In other words, historians work within the realm of probability, not certainty. They try to be as objective as possible, but no historian worth their salt would actually claim to be completely unbiased. They try to be as accurate as possible, but they acknowledge that the fragmentary nature of the surviving evidence means that they can never have a complete view of the past. They try to be as careful and cautious as possible, but they know that good history requires imagination and occasional guess-work. The trick is to be honest with yourself and your readers about what you're doing.
In setting out this rather ecumenical framework, I don't mean to suggest that the historian’s gaze is limitless. It isn't. As we've talked about in class, there are two terms that you'll hear historians use to describe bad history: one is presentism; the other is source-driven. Presentism, which is also known as the hindsight bias or the fallacy of nunc pro tunc, is used to describe history that imposes some present-day perspective, standard, or social norm on the past. It is a form of anachronism. Presentism is often used to criticize historians who fail to appreciate, as we've discussed in class, Lowenthal's dictum that the past is a foreign country. That doesn’t mean that you cannot visit it, but you need a passport of imagination: you cannot assume that the people you meet in the past will think or act like you do.
Source-driven, which is also called antiquarianism, is used to describe history without questions. It's almost the opposite of presentism, because it entails a marked disengagement with current issues and problems. It refers to studies of the past that simply describe what's in the archives without applying critical insights. It is, in other words, history drained of its analytical vitality.

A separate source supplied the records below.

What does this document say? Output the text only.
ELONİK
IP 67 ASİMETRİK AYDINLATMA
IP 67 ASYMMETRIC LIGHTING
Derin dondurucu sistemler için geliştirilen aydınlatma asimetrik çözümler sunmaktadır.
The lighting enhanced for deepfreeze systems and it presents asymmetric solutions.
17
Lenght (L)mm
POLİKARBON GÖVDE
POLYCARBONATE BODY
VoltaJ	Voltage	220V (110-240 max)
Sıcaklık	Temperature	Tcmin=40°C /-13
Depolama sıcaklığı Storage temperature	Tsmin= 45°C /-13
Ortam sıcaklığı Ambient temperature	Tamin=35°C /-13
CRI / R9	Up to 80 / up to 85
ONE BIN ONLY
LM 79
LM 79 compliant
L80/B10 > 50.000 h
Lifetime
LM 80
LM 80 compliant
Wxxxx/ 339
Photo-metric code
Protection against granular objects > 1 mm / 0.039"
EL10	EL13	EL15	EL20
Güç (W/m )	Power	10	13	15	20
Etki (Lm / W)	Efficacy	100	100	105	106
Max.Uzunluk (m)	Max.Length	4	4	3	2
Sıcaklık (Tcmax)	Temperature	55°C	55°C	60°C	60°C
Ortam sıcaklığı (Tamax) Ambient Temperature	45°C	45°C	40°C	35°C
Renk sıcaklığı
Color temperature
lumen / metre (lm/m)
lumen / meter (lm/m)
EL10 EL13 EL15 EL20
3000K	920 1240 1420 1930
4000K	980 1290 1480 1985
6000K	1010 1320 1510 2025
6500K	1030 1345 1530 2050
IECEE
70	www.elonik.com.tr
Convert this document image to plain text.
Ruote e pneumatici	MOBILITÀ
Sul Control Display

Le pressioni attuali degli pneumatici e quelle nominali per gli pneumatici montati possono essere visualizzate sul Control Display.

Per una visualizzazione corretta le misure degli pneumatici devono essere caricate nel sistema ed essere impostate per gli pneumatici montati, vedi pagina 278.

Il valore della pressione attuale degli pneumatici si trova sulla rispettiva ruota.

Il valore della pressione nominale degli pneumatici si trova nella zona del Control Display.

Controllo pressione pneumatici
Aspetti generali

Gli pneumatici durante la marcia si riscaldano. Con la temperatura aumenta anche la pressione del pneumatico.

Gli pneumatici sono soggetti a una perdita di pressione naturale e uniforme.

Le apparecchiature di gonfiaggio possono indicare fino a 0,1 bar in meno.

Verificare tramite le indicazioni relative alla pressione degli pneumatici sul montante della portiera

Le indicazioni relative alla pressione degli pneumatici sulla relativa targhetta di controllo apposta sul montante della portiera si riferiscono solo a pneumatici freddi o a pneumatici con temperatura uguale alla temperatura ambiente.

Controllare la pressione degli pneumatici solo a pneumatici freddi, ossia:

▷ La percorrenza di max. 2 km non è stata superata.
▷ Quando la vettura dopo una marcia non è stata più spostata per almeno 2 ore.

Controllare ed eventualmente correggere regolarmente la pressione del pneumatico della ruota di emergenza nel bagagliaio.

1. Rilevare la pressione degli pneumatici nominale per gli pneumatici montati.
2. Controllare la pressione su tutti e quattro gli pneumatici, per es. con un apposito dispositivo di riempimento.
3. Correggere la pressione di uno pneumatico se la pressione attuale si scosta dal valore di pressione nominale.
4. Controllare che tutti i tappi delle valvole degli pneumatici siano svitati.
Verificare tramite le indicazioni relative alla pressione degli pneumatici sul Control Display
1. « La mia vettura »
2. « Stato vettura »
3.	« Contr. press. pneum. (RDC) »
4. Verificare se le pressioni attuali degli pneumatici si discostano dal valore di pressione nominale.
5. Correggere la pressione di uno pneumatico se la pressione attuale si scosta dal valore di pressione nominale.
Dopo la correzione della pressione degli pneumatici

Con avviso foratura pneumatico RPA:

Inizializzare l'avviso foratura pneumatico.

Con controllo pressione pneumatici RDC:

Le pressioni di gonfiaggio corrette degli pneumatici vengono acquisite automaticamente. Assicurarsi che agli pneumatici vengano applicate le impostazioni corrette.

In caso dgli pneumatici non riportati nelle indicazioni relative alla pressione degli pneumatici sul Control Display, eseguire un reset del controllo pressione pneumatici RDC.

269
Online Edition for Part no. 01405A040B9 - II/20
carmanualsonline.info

There are two other popular terms that you'll hear historians use when they criticize each other. The first is determinism, which gets associated with a priori, teleological, or tautological reasoning. Determinism often gets conflated with the term Whig history, which has become something of a canard in historical scholarship. The second is essentialism, which often gets called reductionism, and refers to scholarship that imposes a falsely static and unitary explanation of historical phenomenon, or fails to be sufficiently sensitive to agency, contingency, and diversity.